Noisy context windows make models confident about the wrong code. CodeRay front-loads **intent** (search), **shape** (skeleton), and **dependencies** (impact) so the expensive read happens after you have a map—not instead of ever reading implementation when control flow matters.

### Token savings (tiktoken, `cl100k_base`)

Measured on this repo after a full index.

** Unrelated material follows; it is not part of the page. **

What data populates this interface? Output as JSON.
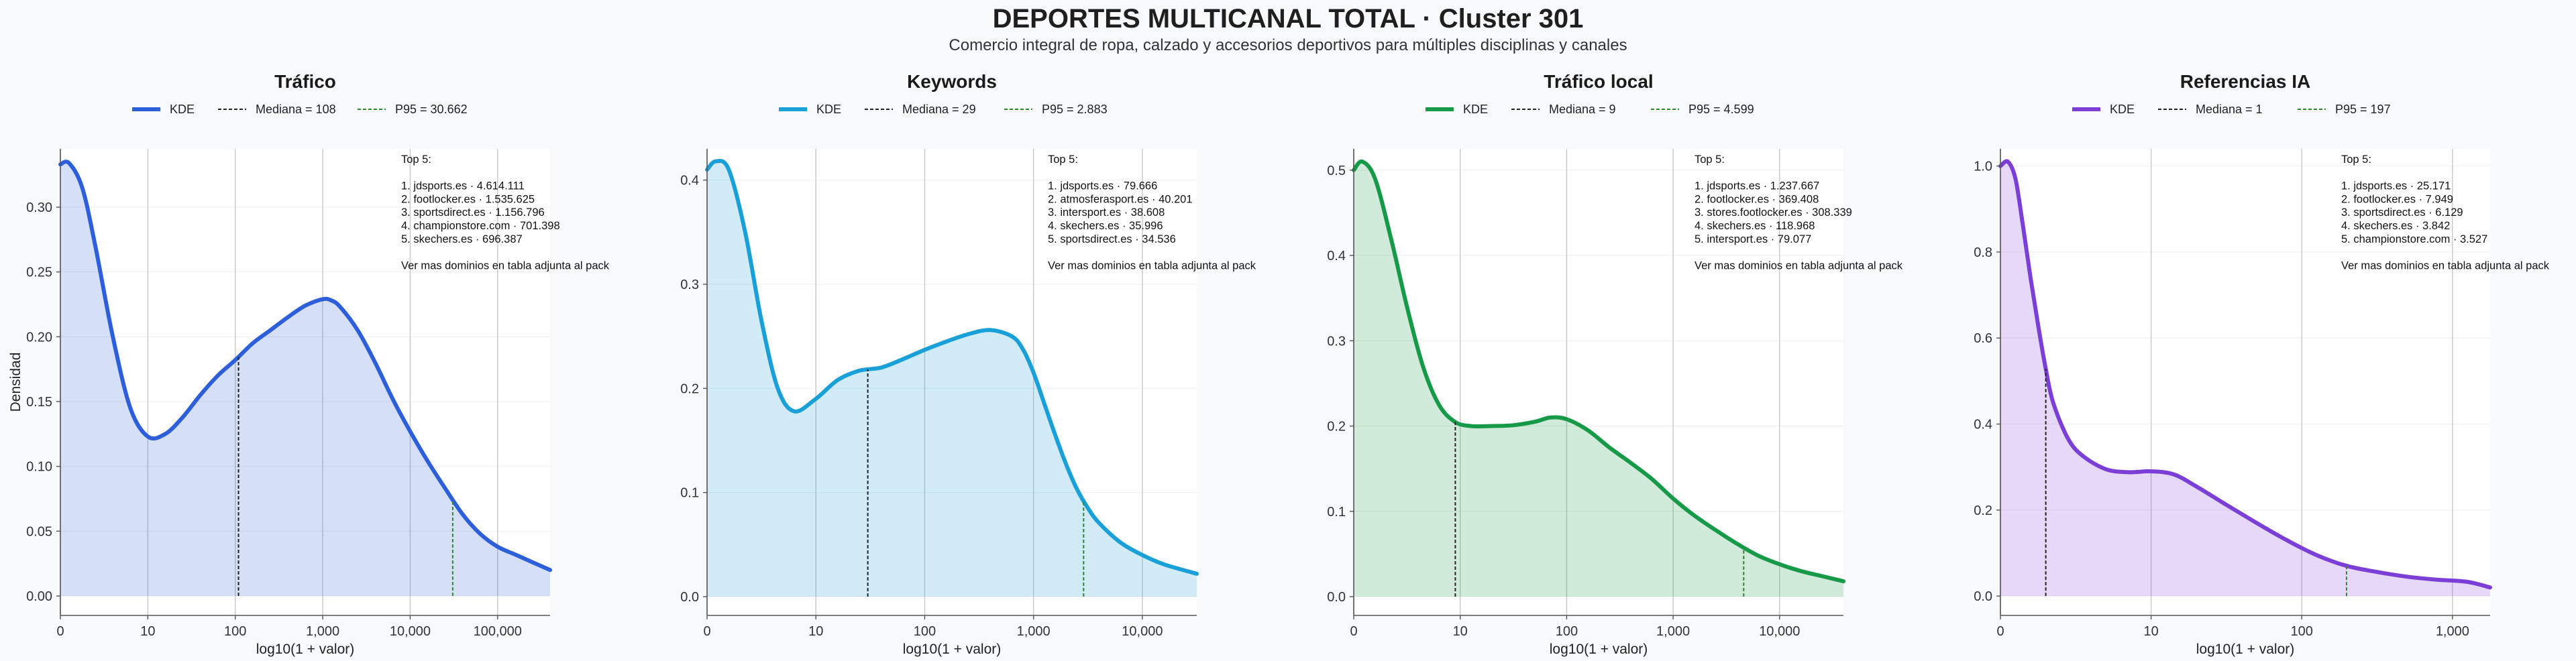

| File                               | Lines | Full read | Skeleton | Savings  |
| ---------------------------------- | ----- | --------- | -------- | -------- |
| `src/coderay/pipeline/indexer.py`  | 400   | 3,024     | 757      | **4.0x** |
| `src/coderay/graph/code_graph.py`  | 500   | 4,261     | 1,022    | **4.2x** |
| `src/coderay/mcp_server/server.py` | 316   | 2,268     | 1,313    | **1.7x** |



| Query                                | Search hit tokens | vs full `indexer.py` read |
| ------------------------------------ | ----------------- | ------------------------- |
| "how are files re-indexed on change" | 479               | **~6x cheaper**           |


*Not guarantees — model, chunks, and files affect counts.*


## Features

- **Languages** — Python, JavaScript, and TypeScript — [`parsing/README.md`](src/coderay/parsing/README.md)
- **Multi-repo / monorepo** — roots, aliases, optional `include` subtrees — [`core/README.md`](src/coderay/core/README.md)
- **Hybrid search** — vector + BM25 (RRF), optional boosting — [`retrieval/README.md`](src/coderay/retrieval/README.md)
- **Embeddings** — fastembed (CPU) or MLX on Apple Silicon — [`embedding/README.md`](src/coderay/embedding/README.md)
- **Watch** — incremental re-index; `.coderay.toml` is the source of truth for what’s indexed


## Install

**pipx (no venv):**

```bash
brew install pipx && pipx install coderay   # macOS
# Linux: python3 -m pip install --user pipx && pipx install coderay
```

**In a project:**

```bash
python -m venv .venv && source .venv/bin/activate
pip install coderay
# Apple Silicon (optional): pip install "coderay[mlx]"
```

**From source:** `pip install -e ".[all]"` — see [CONTRIBUTING.md](CONTRIBUTING.md).


## Quick start

```bash
cd /path/to/your/project
coderay init
coderay watch
coderay search "how does authentication work"
coderay skeleton src/app/main.py
coderay impact some_symbol
```


## CLI

| Command                   | Description                                                |
| ------------------------- | ---------------------------------------------------------- |
| `coderay init`            | Create `.coderay.toml` and `.coderay/`                     |
| `coderay watch [--quiet]` | Re-index on file changes                                   |
| `coderay build [--full]`  | One-off or full rebuild                                    |
| `coderay search "query"`  | Semantic search (`--top-k`, `--path-prefix`, `--no-tests`) |
| `coderay skeleton FILE`   | Signatures (`--symbol`)                                    |
| `coderay impact SYMBOL`   | Blast radius (`--max-depth`)                               |
| `coderay graph`           | List edges (`--from`, `--to`, `--kind`)                    |
| `coderay list`            | Chunks or per-file summary                                 |
| `coderay status`          | Index metadata                                             |
| `coderay maintain`        | Compact LanceDB                                            |


## Configuration

`coderay init` writes an annotated `.coderay.toml`: `[index]`, `[search]`, `[graph]`, `[embedder]`, `[watcher]`. See module READMEs linked from [`src/README.md`](src/README.md).


## Contributing

[CONTRIBUTING.md](CONTRIBUTING.md)


## Accuracy and limitations

Semantic search is approximate (model and chunks matter). **No warranty** — MIT License. Evaluate on your own codebase.